On Saturday, my wonderful friend Felicia strapped in for her first snowboarding lesson while I clipped in for lesson two on skis (our more experienced friends headed straight for the lift), and we followed our instructors out to the mountain. There was only one other student in the lesson – so different from the eight at Breckenridge – and the ski instructor Mark was great. He reminded me of all my coaches growing up: he yelled at us a lot, but it was all for our own good. While those years of benevolent abuse may have done a serious psychological number on me in real life, in the context of the lesson, it worked out great!
While my lesson mate seemed to get more tired and timid as the two-and-a-half hours went on, I got bolder and better, racing down the mountain after Mark. By the end, he told me I looked like a skier – it could have been empty flattery, but I felt like a skier, dammit, so I’ll take it.
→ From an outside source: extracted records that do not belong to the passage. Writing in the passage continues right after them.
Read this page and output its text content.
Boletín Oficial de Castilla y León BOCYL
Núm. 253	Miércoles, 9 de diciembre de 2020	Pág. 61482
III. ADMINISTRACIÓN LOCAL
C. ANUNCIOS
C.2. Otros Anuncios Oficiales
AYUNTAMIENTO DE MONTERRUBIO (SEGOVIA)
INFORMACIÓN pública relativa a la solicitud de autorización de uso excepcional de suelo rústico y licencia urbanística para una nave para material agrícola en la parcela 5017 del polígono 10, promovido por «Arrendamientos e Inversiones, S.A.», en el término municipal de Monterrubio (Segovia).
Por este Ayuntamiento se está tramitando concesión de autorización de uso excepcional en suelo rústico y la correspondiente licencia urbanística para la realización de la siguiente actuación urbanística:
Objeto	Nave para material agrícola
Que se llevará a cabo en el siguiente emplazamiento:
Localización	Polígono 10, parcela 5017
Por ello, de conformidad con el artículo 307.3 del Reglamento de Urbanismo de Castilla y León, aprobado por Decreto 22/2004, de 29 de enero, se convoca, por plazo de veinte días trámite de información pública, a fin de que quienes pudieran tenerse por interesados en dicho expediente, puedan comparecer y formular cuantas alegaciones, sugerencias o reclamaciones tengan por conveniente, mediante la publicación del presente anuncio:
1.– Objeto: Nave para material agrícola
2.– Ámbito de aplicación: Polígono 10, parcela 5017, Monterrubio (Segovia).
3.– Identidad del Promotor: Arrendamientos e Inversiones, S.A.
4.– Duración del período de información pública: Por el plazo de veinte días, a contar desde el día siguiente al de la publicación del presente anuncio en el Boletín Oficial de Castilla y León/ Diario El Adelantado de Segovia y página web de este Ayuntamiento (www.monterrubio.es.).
Sunday, Felicia took another lesson (during which she boarded down a green run like an old pro) and I rode the TERRIFYING CHAIR LIFT WITH NO LAP BAR OR ANY OTHER SAFETY PRECAUTIONS up the mountain with her fiance, Brian, who is awesome at snowboarding. I’m not sure what happened during my sleep, but I awoke filled with anxiety in place of confidence, and it showed. We tried a different run than the day before, and I ate it at literally every turn. Thank goodness for all that fresh snow, because the falls didn’t hurt.
Brian generously offered to switch runs, even though a long flat stretch made it trickier for boarders, and he patiently encouraged me along the way. We made it down several more times, each one getting a marginally easier. I had a tiny emotional meltdown over pb&j at lunch – I was so disappointed for so many reasons: I was afraid, I once again didn’t trust or believe in myself, and I allowed all those fears to rob me of the liberating, exhilarating pleasure I’d felt only a day before.
Thankfully, Brian wouldn’t let us wimp out and made us do one more run after lunch – the boarders went down “Little Jo” and I stuck with “Rookie,” and it was actually a decent run! Felicia reminded herself and me that even though we may not be awesome at it yet, we were getting ourselves down that mountain. And then we ran into friends from Denver and laughed over beers in the bar while the pass was closed for avalanche blasting! It was all very exciting and reminded me why it’s worth sticking this whole skiing thing out.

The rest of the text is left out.